I’ll be the first to admit that I am not a hunting virtuoso. I didn’t grow up hunting, no one in our household hunted and I definitely didn’t own anything blaze orange. The whole idea of hunting seemed intimidating because it involves guns, animals, treestands and it had a reputation for being a “guy thing.” But it doesn’t have to be intimidating.
I began archery and gun hunting a couple of years ago. This year marks my first year pheasant hunting. I love the outdoors, I enjoy the camaraderie it provides and I am all for ethically harvesting my own meat. So when I got an invited by the DNR to attend the Minnesota Governor’s Pheasant Opener in Luverne, Minnesota, I knew it would be the perfect opportunity to learn a new type of hunting and help others, women and men, who are in similar shoes: wanting to try pheasant hunting but don’t know where to start.
Luverne is a historic city with charm, kind neighbors and close proximity to thousands of acres of beautiful prairieland. Here’s a quick highlight of our stay:
Stay: Econo Lodge
Activities: Trap shooting at Rock County Sportsman’s Club, Women’s mentored hunt training at Luverne Country Club, Rooster Ridge Wildlife Management Area Land Dedication, Minnesota Governor’s Pheasant Hunting Opener Community Banquet at Grand Prairie Events, morning hunt with guides and land donated for the morning by local landowners, Take 16 Brewing Company
Activities I didn’t have time for, but wish I did: Hiking and bison touring at Blue Mounds State Park, hiking at Brandenburg Prairie Foundation Touch the Sky Prairie
I talked with women who attended the opener, many of them experienced hunters. They gave me some great pointers on how to get started in pheasant hunting. Meadow Kouffeld was one of the guides for the women’s mentored hunt. She said much of it is about the dogs who flush, point and retrieve.

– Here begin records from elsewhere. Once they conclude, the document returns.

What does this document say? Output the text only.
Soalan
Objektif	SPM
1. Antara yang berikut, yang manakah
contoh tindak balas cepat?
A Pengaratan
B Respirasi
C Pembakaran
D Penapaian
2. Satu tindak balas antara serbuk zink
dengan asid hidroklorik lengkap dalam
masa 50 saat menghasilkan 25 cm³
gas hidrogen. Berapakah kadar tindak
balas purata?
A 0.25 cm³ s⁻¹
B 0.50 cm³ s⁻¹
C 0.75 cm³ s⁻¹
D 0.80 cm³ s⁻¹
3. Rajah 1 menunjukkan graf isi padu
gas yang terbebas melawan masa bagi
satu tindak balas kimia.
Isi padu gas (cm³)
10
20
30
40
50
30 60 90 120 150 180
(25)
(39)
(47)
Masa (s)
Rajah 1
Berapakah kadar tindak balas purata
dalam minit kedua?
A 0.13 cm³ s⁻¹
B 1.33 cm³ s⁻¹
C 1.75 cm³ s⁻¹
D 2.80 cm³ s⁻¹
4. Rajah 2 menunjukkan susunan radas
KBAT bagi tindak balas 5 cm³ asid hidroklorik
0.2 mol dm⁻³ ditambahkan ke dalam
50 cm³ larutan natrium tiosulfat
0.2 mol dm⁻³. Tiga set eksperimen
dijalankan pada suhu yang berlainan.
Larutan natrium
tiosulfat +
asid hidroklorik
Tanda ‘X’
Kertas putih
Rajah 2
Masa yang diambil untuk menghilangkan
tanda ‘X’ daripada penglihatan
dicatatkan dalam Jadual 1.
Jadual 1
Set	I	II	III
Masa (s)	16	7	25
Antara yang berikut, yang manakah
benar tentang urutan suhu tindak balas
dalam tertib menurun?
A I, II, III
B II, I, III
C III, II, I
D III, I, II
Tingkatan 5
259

“It’s quite different than up north where I hunt grouse and woodcock,” said Kouffeld. “It’s also exciting because I get a chance to watch dogs work over big country. When the birds get up, they’re large, they’re colorful, they’re exciting and obviously they taste good so it’s a lot of fun.”
TIP 1 IS MANDATORY: HUNTER EDUCATION
TIP 2: GET A MENTOR
“It’s got classes for hunting pheasant, it’s got classes for fishing,” said Landwehr. “It’s women teaching women about how to do those things. It’s a very low pressure environment.”
He said once you have a little bit of experience, you’ll feel confident going out by yourself or with friends.
TIP 3: MAKE FRIENDS
Your mentor can definitely become your friend or help you find friends who enjoy hunting. Becoming friends with someone who has a hunting dog is a bonus. It will make your hunting experience much more productive and enjoyable.
After living away for a while, Ashley Peters returned to Minnesota three years ago. She said she was looking for a community of friends. “So I met a few women who were interested in hunting and they kind of took me in and we just started trapshooting,” said Peters. “I was terrified at first and I didn’t know if I wanted to buy a gun.”
This is similar to how I felt. I didn’t have much experience with guns and I had never gone trap shooting. But like Ashley, I like knowing where my food comes from and I also enjoy the social aspect of hunting.
“I went out with my friends, had these great experiences and made some great memories,” she said.
I happen to have a trapshooting night planned with Ashley after work this week. I took her advice to heart!
TIP 4: PRACTICE TRAP SHOOTING
Practice makes perfect or hopefully close to perfect! Visit your local gun club to practice trap shooting. Spending time on the range will lead to muscle memory in using your shotgun, swinging your gun as birds take off and making consistent shots.
Join a summer shooting league so that you are well-practiced by fall. Shoot clay targets from different distances and directions. Practice shooting in the elements, whether it is rain, windy or even snowy. It actually snowed while we were trap shooting at Rock County Sportsman’s Club in Luverne. Get to know your gun and feel comfortable using it.
TIP 5: LET GO OF YOUR FEARS OF JUDGMENT
To be honest, I do have fear over what other hunters might think of an amateur like me. But that’s why I think it’s important to go back to tip 2: get a mentor.
“It’s really easy to be scared when you start and it’s ok to be scared,” said Peters. “Your mentor will help address your fears and talk you through them. It’s ok to be worried about your gun, it’s ok to be worried about all these different pieces, but just sticking with it and finding a person to guide you through it is really where I found my stride in hunting.”
Be confident in yourself by remembering hunter safety, taking time to learn from experienced hunters, hanging out with others who are interested in hunting and studying the rules and regulations from the DNR.